Her words stab me right in the chest. Suddenly, I have a flashback to grade school where I overheard class hottie Ryan Corrigan telling Vicki Bessey that he hated being next to me in math class because I looked so stupid while I tried to figure out the equations. I struggled through my calculus in college because what he said stayed with me, made me think I was an idiot.
So to hear that from Everly, of all people, after she just called me brilliant, her star fucking pupil, is a real trip.
She’s been lying to me.
“She is smart,” Kincaid snaps at her. “She’s just adjusting. These things take time. She’ll prove herself, just not now.”
“Well, you’re not working hard enough, Dr. Kincaid,” she says.
“Neither are you,” he says quietly. “The other students—”
“You leave them to me. They might be useful in time.” I hear her walking toward the door. “Patience is key.”
I can’t be caught here. I quickly turn around and scamper down the hall and into the common room. I stand there, heart in my throat, back against the wall, praying she doesn’t follow the trail of water to find me.
Then I hear the door close to the outside.
I exhale heavily, clutching my chest. Jesus.
I take a moment to compose myself. The last thing I want is for Kincaid to think I heard anything. I lightly tap my fingers on my face and neck, trying to calm myself down and stay steady.

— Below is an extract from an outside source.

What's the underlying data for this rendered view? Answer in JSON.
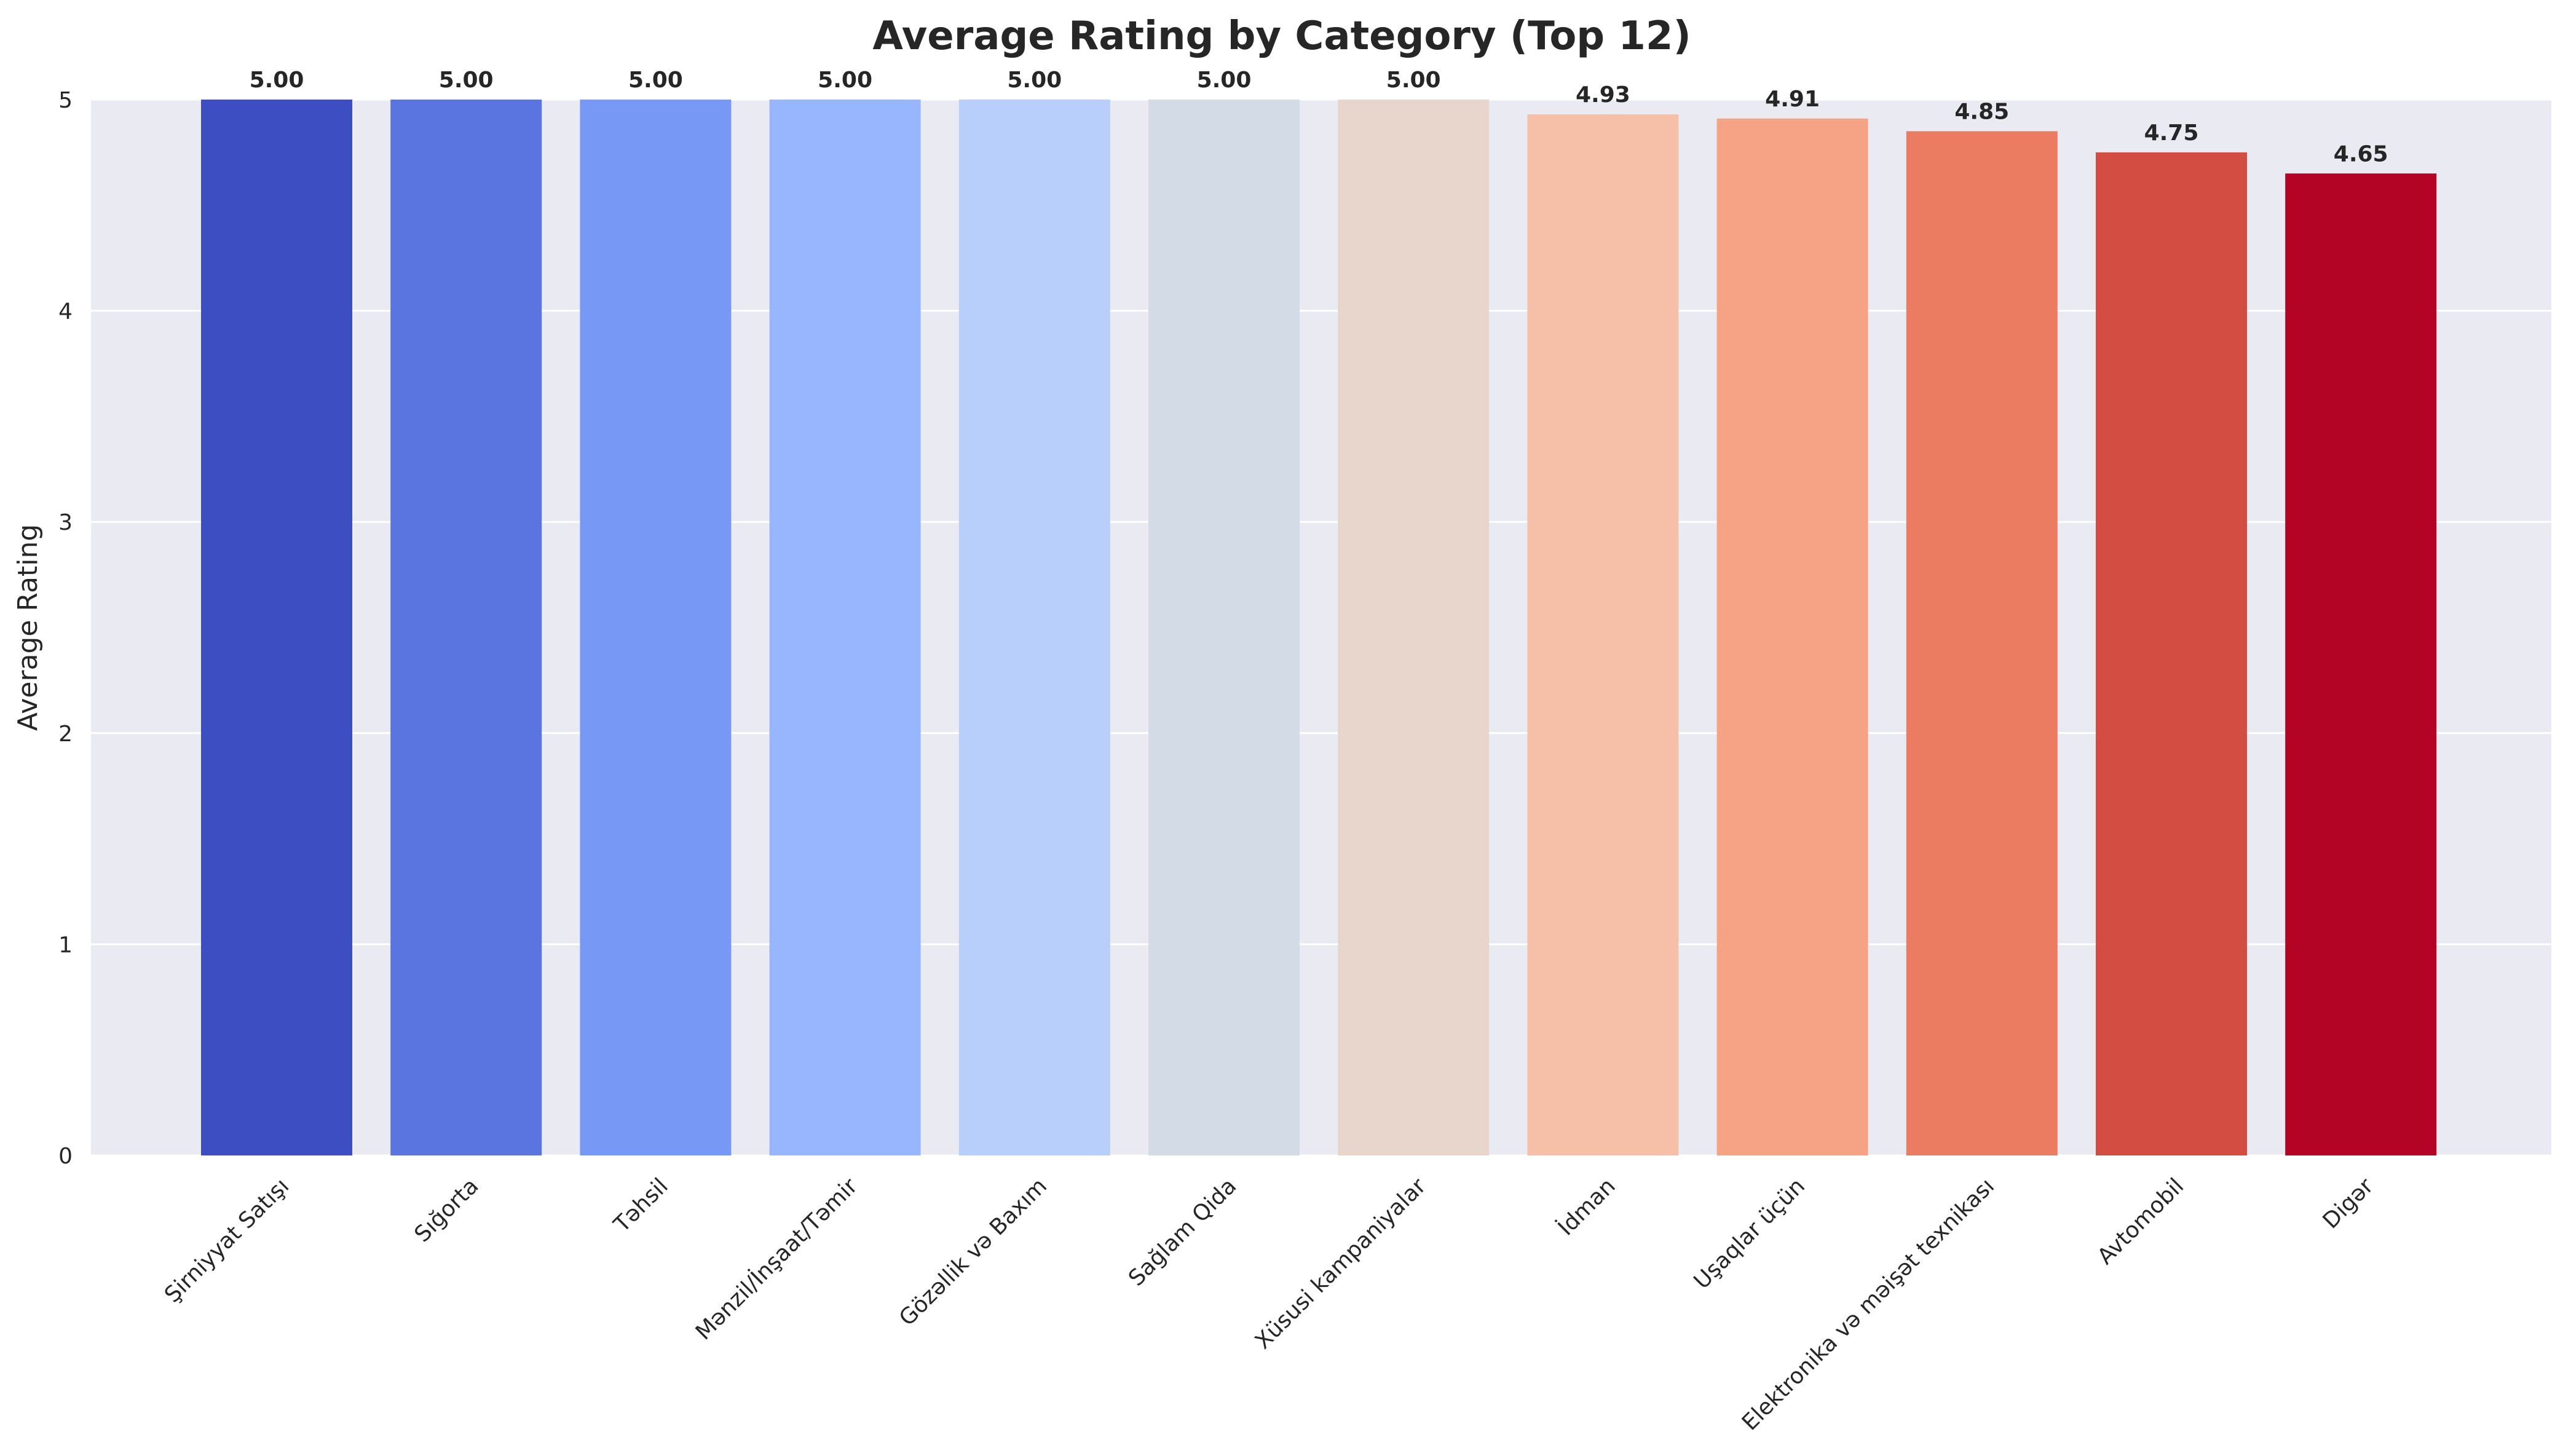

When I’m finally ready, I walk back down the hall and knock on Kincaid’s door. This time, it’s closed.
“Come in,” I hear his voice.
I open the door and pop my head inside. Smoke wafts toward me, smelling like sweet tobacco. Kincaid is sitting at his desk and staring at that small white square piece of paper again before he slips it into a drawer. It takes me a moment to realize that it’s one of those mini Polaroid photos, like the one he brought for documenting when we went to the beach. A hand-rolled cigarette smokes from an ashtray on the windowsill, where it’s been put out.
“Take a seat,” he says, and when he meets my eyes, I can see the frustration in them. I would give anything to know exactly what they were talking about. Am I being tested somehow to prove how smart I am, prove I’m good enough to work at the Madrona Foundation? Is this actually more of an internship than anything else? Is that why we’re all here?

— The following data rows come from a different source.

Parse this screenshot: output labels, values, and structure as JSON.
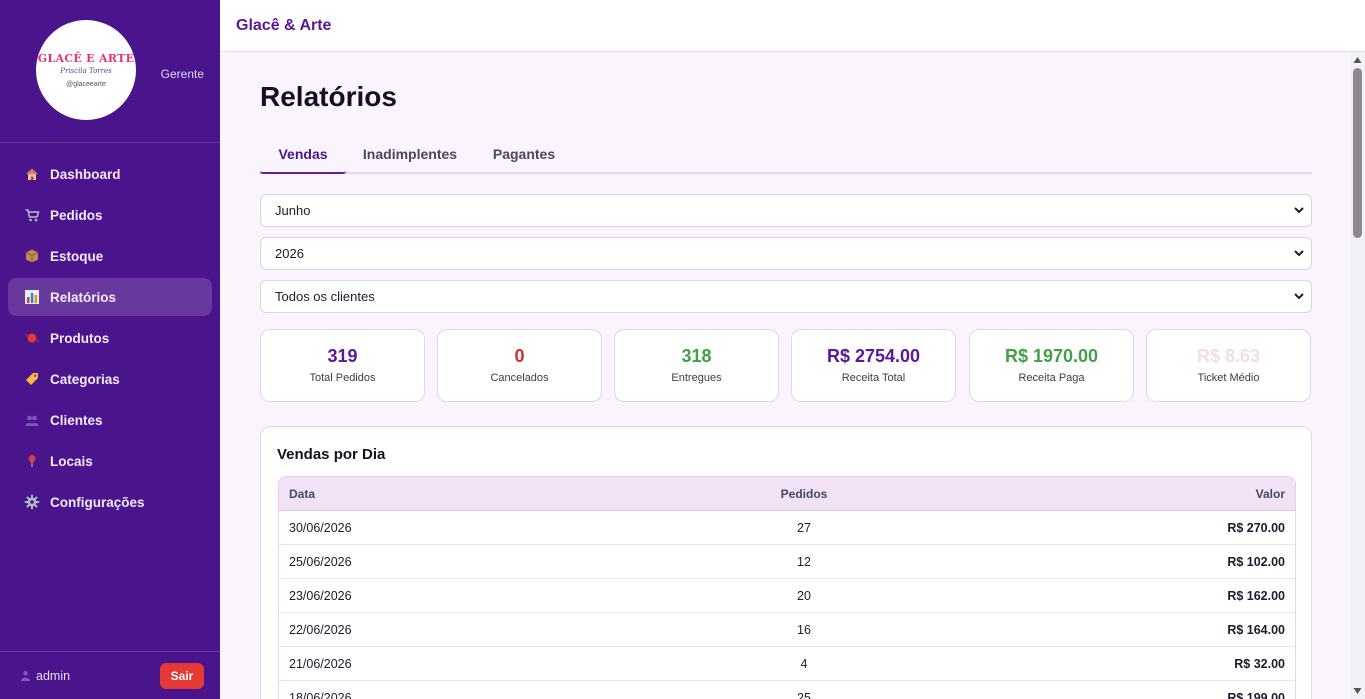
{
  "topbar": {
    "title": "Glacê & Arte"
  },
  "sidebar": {
    "logo": {
      "title": "GLACÊ E ARTE",
      "subtitle": "Priscila Torres",
      "handle": "@glaceearte"
    },
    "role": "Gerente",
    "items": [
      {
        "label": "Dashboard",
        "icon": "house-icon"
      },
      {
        "label": "Pedidos",
        "icon": "cart-icon"
      },
      {
        "label": "Estoque",
        "icon": "package-icon"
      },
      {
        "label": "Relatórios",
        "icon": "bar-chart-icon",
        "active": true
      },
      {
        "label": "Produtos",
        "icon": "candy-icon"
      },
      {
        "label": "Categorias",
        "icon": "tag-icon"
      },
      {
        "label": "Clientes",
        "icon": "users-icon"
      },
      {
        "label": "Locais",
        "icon": "pin-icon"
      },
      {
        "label": "Configurações",
        "icon": "gear-icon"
      }
    ],
    "footer": {
      "user": "admin",
      "logout": "Sair"
    }
  },
  "page": {
    "title": "Relatórios",
    "tabs": [
      "Vendas",
      "Inadimplentes",
      "Pagantes"
    ],
    "active_tab": "Vendas"
  },
  "filters": {
    "month": "Junho",
    "year": "2026",
    "client": "Todos os clientes"
  },
  "stats": [
    {
      "value": "319",
      "label": "Total Pedidos",
      "color": "#5b1797"
    },
    {
      "value": "0",
      "label": "Cancelados",
      "color": "#d32f2f"
    },
    {
      "value": "318",
      "label": "Entregues",
      "color": "#43a047"
    },
    {
      "value": "R$ 2754.00",
      "label": "Receita Total",
      "color": "#5b1797"
    },
    {
      "value": "R$ 1970.00",
      "label": "Receita Paga",
      "color": "#43a047"
    },
    {
      "value": "R$ 8.63",
      "label": "Ticket Médio",
      "color": "#f3dcec"
    }
  ],
  "sales": {
    "title": "Vendas por Dia",
    "columns": [
      "Data",
      "Pedidos",
      "Valor"
    ],
    "rows": [
      [
        "30/06/2026",
        "27",
        "R$ 270.00"
      ],
      [
        "25/06/2026",
        "12",
        "R$ 102.00"
      ],
      [
        "23/06/2026",
        "20",
        "R$ 162.00"
      ],
      [
        "22/06/2026",
        "16",
        "R$ 164.00"
      ],
      [
        "21/06/2026",
        "4",
        "R$ 32.00"
      ],
      [
        "18/06/2026",
        "25",
        "R$ 199.00"
      ]
    ]
  },
  "colors": {
    "sidebar": "#4a148c",
    "accent": "#6a1b9a",
    "danger": "#e53935"
  }
}
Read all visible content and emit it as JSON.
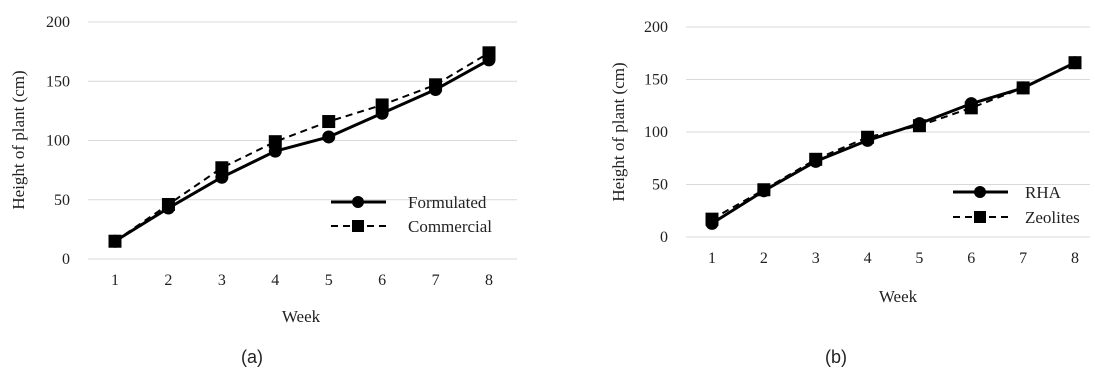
{
  "chart_data": [
    {
      "type": "line",
      "caption": "(a)",
      "xlabel": "Week",
      "ylabel": "Height of plant (cm)",
      "x": [
        1,
        2,
        3,
        4,
        5,
        6,
        7,
        8
      ],
      "xticks": [
        "1",
        "2",
        "3",
        "4",
        "5",
        "6",
        "7",
        "8"
      ],
      "ylim": [
        0,
        200
      ],
      "yticks": [
        "0",
        "50",
        "100",
        "150",
        "200"
      ],
      "grid": "horizontal",
      "legend_position": "bottom-right",
      "series": [
        {
          "name": "Formulated",
          "values": [
            15,
            43,
            69,
            91,
            103,
            123,
            143,
            168
          ],
          "marker": "circle",
          "line": "solid"
        },
        {
          "name": "Commercial",
          "values": [
            15,
            46,
            77,
            99,
            116,
            130,
            147,
            174
          ],
          "marker": "square",
          "line": "dashed"
        }
      ]
    },
    {
      "type": "line",
      "caption": "(b)",
      "xlabel": "Week",
      "ylabel": "Height of plant (cm)",
      "x": [
        1,
        2,
        3,
        4,
        5,
        6,
        7,
        8
      ],
      "xticks": [
        "1",
        "2",
        "3",
        "4",
        "5",
        "6",
        "7",
        "8"
      ],
      "ylim": [
        0,
        200
      ],
      "yticks": [
        "0",
        "50",
        "100",
        "150",
        "200"
      ],
      "grid": "horizontal",
      "legend_position": "bottom-right",
      "series": [
        {
          "name": "RHA",
          "values": [
            13,
            44,
            72,
            92,
            108,
            127,
            142,
            166
          ],
          "marker": "circle",
          "line": "solid"
        },
        {
          "name": "Zeolites",
          "values": [
            17,
            45,
            74,
            95,
            106,
            123,
            142,
            166
          ],
          "marker": "square",
          "line": "dashed"
        }
      ]
    }
  ]
}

Fuck that, I think, hating the idea of being tested unknowingly. I’ll never work here.
But then there’s that part of me that doesn’t want to rebel, the part that wants to work here, that craves that recognition and the significance in my life. I’m not sure which one is stronger.
Kincaid and I stare at each other for a moment.
His obsession with me…
Why me?
“You look tired,” he finally says.
I bristle at the comment and nod at the dark circles under his own eyes. “So do you, doctor.”
He nods, running his hand over his jaw. “Yes. I haven’t been sleeping well either. Perhaps it’s contagious.”
I sit up straighter. “What’s contagious?” I frown.
“You’re not sleeping well,” he says. “I assume you haven’t been.”
“Well, I haven’t had a chance to talk to you,” I tell him. “Not since breakfast on the boat.”